The abovementioned information indicates a shortcoming of assessing the effectiveness of display modalities simply by comparing how accurately participants can identify vital signs. In a study comparing configural visual displays, Bennett et al. (2000) demonstrated that display superiority depends on whether a memory methodology or visual recognition methodology is used and whether low-level data or high-level properties are probed. In our study, we probed working memory for low-level data, whereas our results might be quite different if we probed for high-level properties. In an earlier work, Crawford et al. (2002) found that participants in the sonification condition were much more able to talk spontaneously about patient status than participants in other conditions. We are comparing responses to low-level data vs. high-level properties in currently ongoing work.

Coordination of activity and workload

The video analysis of headturning provided us with quite a rich understanding of how timesharing was managed under the different display and arithmetic conditions. Through careful experimental design and formative modelling, this understanding was achieved without using eyetracking. MacSHAPA timeline graphs and state transition diagrams of headturn durations and interlook intervals showed strong differences between modalities and sometimes also between participants within modalities.
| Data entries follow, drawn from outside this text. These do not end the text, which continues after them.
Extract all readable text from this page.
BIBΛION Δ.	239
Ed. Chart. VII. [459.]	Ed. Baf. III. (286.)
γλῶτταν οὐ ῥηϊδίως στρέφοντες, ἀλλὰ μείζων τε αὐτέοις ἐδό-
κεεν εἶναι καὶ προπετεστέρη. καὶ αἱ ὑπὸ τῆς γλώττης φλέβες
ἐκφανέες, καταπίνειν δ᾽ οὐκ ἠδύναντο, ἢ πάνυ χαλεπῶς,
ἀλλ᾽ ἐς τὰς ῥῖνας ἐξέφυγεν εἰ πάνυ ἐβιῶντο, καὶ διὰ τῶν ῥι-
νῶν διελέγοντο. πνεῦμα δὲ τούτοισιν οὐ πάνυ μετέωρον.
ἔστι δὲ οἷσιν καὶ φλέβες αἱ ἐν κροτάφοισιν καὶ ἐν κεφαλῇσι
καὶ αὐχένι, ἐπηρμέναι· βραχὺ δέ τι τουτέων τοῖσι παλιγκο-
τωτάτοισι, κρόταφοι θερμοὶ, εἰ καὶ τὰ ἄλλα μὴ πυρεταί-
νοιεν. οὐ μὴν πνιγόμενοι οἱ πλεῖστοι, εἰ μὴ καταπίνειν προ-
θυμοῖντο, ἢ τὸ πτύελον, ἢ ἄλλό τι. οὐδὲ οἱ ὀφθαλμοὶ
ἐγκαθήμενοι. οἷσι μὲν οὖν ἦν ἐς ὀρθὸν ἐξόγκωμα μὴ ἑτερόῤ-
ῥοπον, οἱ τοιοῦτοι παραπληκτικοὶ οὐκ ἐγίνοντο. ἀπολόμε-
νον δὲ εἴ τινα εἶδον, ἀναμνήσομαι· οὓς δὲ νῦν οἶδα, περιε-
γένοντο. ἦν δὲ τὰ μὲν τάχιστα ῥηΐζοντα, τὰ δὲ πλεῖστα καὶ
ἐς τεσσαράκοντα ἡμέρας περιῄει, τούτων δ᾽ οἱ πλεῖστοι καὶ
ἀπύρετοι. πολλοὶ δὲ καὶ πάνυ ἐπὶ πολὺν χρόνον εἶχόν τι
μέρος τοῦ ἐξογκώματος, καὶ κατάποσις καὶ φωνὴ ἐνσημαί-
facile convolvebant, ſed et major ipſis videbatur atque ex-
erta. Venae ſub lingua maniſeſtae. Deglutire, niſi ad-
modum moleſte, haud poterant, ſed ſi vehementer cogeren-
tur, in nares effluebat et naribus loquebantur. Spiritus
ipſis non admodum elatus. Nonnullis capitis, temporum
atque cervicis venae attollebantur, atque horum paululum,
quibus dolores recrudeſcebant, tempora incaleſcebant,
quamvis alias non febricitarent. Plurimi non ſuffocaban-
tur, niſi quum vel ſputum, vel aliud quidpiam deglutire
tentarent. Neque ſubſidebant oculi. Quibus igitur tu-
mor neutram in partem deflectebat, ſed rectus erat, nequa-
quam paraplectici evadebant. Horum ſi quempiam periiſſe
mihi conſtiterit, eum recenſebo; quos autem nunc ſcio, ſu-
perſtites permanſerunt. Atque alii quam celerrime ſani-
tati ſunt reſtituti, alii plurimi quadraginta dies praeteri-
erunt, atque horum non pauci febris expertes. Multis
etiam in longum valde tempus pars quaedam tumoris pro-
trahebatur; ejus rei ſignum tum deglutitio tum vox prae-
By performing a formative analysis of the constraints to be satisfied in the task, we were able to characterise the strategies that individual participants developed for looking at the patient monitoring screen. Their strategies placed them onto regions of a response surface that maximised their opportunities to answer the arithmetic questions with the speed and accuracy required. Across each approximate 60 second probe interval, participants ration their looks at the patient monitoring screen to about one every 10 or 20 seconds, depending on how much sonification support they already have. At the same time, the performance of participants relying on the visual display, in particular, is entrained to the approximate 60 second period of the probe—they increase the frequency of looks at the patient monitoring screen when they judge the probe to be imminent. Despite entrainment to these higher frequency-band tasks (Sanderson and Fisher 1994) participants’ attentional strategies still showed interpretable coupling with the events in the anaesthesia scenario they were monitoring, as the results for Scenario E show. Analysis is under way on the moment-by-moment reaction of participants in different conditions to scenario events under visual and/or sonified conditions. Although the present study provides just a very simple analysis of the dynamic organisation of visual attention over time, it suggests it might be worth applying techniques from dynamical systems theory (Newtson 1995).

Overall, the combination of (1) a flexible experimental environment for generating and displaying interactive or non-interactive anaesthesia scenarios (Arbiter), (2) video analysis tools (MacSHAPA) and (3) a formative framework for visualising and interpreting results, provides a powerful basis for understanding what happens to visual attention and patient monitoring performance as situational constraints change. For example, we can track the effect on visual attention and patient monitoring of such factors as domain expertise, the self-pacing rather than forced-pacing of timeshared tasks, the effects of extraneous noise and different methods of eliciting awareness of patient status, as well as further forms of patient information display. Moreover, when Arbiter is run in interactive mode, we can track how participant interventions may reset rhythms of auditory and visual attention. With this conceptual framework, and with our growing knowledge of the relative sensitivity of behaviour to well-understood manipulations, we are better able to approach the question of how auditory and visual attention can best be supported in complex real-world contexts. In such contexts the analyst’s role is as much to discover the factors entraining visual and auditory attention and contributing to successful performance as it is to test hypotheses about such factors.